The OECD suggests Australia needs to rekindle VET’s value as strong pathway to employment.

Over the past two years the Organisation for Economic Cooperation and Development (OECD ) has published five reports in its Investing in Youth series. Early September saw the release of Investing in Youth: Australia (240 pages). At the heart of the report is consideration of what can best be done to support young people who are ‘not in employment, education or training’ (NEET). It’s important to note that VET is one of ten key policy options for improving the outlook for the NEET group.

Almost 12% of young Australians – 580,000 individual young people – are NEET. A low level of educational attainment is one very significant predictor of NEET status. If your highest level of education is Year 10 you are three times more likely to be NEET. But the problem is more encompassing that that. In 2015 almost one in five Australians between the ages of 16 and 24 were NEET.

The OECD spruiks the importance of VET as a pathway to work and further study for young Australians, including those in the NEET group.
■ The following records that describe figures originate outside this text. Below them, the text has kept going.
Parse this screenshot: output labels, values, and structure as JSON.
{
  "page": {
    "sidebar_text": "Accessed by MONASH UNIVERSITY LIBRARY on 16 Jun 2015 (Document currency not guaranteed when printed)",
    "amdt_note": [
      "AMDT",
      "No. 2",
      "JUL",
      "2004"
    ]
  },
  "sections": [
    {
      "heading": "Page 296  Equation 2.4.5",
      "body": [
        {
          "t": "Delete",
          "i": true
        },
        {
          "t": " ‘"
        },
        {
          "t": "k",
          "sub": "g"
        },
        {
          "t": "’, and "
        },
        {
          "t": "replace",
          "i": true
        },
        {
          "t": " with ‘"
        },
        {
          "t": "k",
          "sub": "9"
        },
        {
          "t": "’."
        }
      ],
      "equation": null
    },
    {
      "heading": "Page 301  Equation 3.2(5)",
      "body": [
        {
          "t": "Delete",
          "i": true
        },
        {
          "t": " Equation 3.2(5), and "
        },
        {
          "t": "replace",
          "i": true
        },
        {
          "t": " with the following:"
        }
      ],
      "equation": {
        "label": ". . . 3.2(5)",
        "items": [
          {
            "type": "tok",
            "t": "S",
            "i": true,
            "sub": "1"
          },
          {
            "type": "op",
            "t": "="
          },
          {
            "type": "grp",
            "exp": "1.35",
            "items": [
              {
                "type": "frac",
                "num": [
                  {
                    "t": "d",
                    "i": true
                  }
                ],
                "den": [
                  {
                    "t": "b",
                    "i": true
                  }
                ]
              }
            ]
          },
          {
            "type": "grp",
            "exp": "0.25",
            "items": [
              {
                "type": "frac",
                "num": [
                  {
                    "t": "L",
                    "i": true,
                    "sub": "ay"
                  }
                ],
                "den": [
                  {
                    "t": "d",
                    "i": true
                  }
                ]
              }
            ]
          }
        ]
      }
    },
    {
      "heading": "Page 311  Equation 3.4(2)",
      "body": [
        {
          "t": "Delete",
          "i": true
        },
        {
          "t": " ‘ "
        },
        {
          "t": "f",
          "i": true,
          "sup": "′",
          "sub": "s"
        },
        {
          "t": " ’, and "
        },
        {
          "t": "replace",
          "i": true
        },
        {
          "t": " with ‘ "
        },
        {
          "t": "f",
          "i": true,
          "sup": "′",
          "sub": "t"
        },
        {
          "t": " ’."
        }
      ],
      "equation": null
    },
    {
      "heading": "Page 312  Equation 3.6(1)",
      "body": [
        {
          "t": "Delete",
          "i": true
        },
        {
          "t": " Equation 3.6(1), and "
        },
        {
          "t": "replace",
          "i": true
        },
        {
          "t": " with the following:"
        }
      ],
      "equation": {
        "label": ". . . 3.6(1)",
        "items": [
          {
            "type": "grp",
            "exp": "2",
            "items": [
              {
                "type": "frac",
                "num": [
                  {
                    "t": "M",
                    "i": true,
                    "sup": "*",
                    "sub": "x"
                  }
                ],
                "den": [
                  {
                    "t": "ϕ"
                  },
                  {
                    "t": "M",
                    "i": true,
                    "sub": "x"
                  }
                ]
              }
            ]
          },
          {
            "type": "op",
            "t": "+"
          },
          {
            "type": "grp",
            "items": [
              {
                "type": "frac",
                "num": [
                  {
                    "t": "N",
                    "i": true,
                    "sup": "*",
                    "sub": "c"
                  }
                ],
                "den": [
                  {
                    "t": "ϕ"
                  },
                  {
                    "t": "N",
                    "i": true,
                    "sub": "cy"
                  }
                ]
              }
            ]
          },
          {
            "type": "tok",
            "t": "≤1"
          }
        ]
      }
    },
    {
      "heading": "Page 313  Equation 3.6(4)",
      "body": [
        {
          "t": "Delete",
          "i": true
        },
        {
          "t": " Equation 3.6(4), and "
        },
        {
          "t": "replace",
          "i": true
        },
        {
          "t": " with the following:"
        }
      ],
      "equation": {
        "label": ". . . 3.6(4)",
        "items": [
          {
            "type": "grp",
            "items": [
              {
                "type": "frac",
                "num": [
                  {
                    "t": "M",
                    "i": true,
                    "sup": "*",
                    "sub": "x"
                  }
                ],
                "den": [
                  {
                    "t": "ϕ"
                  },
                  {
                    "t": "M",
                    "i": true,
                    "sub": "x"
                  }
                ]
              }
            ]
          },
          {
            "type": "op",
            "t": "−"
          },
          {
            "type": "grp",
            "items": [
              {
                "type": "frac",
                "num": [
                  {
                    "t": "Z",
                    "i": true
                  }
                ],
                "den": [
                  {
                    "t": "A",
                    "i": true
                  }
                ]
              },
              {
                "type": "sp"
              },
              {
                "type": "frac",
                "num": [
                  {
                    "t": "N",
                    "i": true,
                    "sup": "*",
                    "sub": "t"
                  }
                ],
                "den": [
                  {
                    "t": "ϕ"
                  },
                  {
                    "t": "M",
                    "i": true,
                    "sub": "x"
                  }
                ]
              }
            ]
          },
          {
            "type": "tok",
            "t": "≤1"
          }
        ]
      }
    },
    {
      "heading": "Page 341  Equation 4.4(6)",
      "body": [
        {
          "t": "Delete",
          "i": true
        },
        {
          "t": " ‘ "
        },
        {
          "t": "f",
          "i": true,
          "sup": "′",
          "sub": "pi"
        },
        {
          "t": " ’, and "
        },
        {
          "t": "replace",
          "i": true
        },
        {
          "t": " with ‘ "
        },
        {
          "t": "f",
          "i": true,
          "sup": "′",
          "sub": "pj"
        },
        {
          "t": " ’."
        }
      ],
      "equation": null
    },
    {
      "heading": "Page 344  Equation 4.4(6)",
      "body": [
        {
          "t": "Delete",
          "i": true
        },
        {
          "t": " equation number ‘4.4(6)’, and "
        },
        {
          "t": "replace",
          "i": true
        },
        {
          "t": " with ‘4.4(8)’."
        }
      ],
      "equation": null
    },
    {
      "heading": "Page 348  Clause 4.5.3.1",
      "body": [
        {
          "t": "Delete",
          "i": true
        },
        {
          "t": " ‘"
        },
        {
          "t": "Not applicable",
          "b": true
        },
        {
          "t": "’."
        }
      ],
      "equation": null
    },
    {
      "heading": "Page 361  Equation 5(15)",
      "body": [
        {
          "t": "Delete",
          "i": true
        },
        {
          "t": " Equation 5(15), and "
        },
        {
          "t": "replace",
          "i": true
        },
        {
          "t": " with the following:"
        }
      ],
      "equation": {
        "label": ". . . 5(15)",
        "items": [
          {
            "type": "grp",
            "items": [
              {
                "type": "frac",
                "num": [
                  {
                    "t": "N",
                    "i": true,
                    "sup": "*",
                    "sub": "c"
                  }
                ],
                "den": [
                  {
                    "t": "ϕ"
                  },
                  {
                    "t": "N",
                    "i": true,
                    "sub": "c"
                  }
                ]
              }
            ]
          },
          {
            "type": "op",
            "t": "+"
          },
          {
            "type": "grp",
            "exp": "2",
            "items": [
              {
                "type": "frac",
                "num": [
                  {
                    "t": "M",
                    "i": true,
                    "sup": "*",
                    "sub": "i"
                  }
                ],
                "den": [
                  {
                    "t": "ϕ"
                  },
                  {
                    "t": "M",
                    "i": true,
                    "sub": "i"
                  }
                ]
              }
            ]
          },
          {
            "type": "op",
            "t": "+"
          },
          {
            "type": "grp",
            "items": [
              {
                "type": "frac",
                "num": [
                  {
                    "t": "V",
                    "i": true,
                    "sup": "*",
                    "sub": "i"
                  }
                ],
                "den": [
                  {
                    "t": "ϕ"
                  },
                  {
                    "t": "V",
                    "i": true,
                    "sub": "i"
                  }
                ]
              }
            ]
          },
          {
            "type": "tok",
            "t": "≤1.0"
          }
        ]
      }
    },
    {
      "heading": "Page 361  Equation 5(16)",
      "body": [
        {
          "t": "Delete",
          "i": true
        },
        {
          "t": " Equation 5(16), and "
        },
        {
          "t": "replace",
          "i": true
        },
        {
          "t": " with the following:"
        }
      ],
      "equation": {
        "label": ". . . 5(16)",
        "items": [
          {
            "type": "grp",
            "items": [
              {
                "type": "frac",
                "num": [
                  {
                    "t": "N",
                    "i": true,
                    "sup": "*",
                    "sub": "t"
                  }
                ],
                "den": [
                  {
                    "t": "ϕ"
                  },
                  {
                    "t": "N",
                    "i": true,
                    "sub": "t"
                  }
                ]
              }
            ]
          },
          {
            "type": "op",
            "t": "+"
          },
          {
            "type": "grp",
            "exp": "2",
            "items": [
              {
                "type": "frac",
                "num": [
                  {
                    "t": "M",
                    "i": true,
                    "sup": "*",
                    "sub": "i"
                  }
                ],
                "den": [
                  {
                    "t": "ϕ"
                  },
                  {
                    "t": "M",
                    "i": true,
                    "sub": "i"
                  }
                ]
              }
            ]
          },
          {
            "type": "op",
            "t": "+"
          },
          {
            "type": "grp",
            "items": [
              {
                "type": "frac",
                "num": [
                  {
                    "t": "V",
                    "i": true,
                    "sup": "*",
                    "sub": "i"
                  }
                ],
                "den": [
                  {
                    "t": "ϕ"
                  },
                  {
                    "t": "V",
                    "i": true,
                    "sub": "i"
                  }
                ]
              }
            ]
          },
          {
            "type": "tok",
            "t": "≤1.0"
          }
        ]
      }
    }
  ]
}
But the OECD is not glib about this; it notes some direct challenges for us if VET is to play that role well. For example, the section of the report on vocational training (pages 162-181) includes this startling data point: the completion rate for full time VET students stands at 46%, compared with an average rate in other OECD countries of 64%.

Strategies for improving outcomes for young people

We do need to do more to help young people stay in the game, both for their own benefit and for the national benefit. The report suggests several strategies Australia could do more about: improve quality in the system, provide better career advice to young people, and ensure that much more information is readily available about providers and job outcomes.

Beyond those strategies the report suggests we need to be:

  • much more vigorous in promoting VET as an educational pathway that is of equal status with higher education, and
  • much more adventurous in how we use apprenticeships as a pathway to work.

Each of these suggestions has scored a place on Australia’s national VET agenda for many years. They seem unlikely to move along unless we tackle them with urgency and innovation.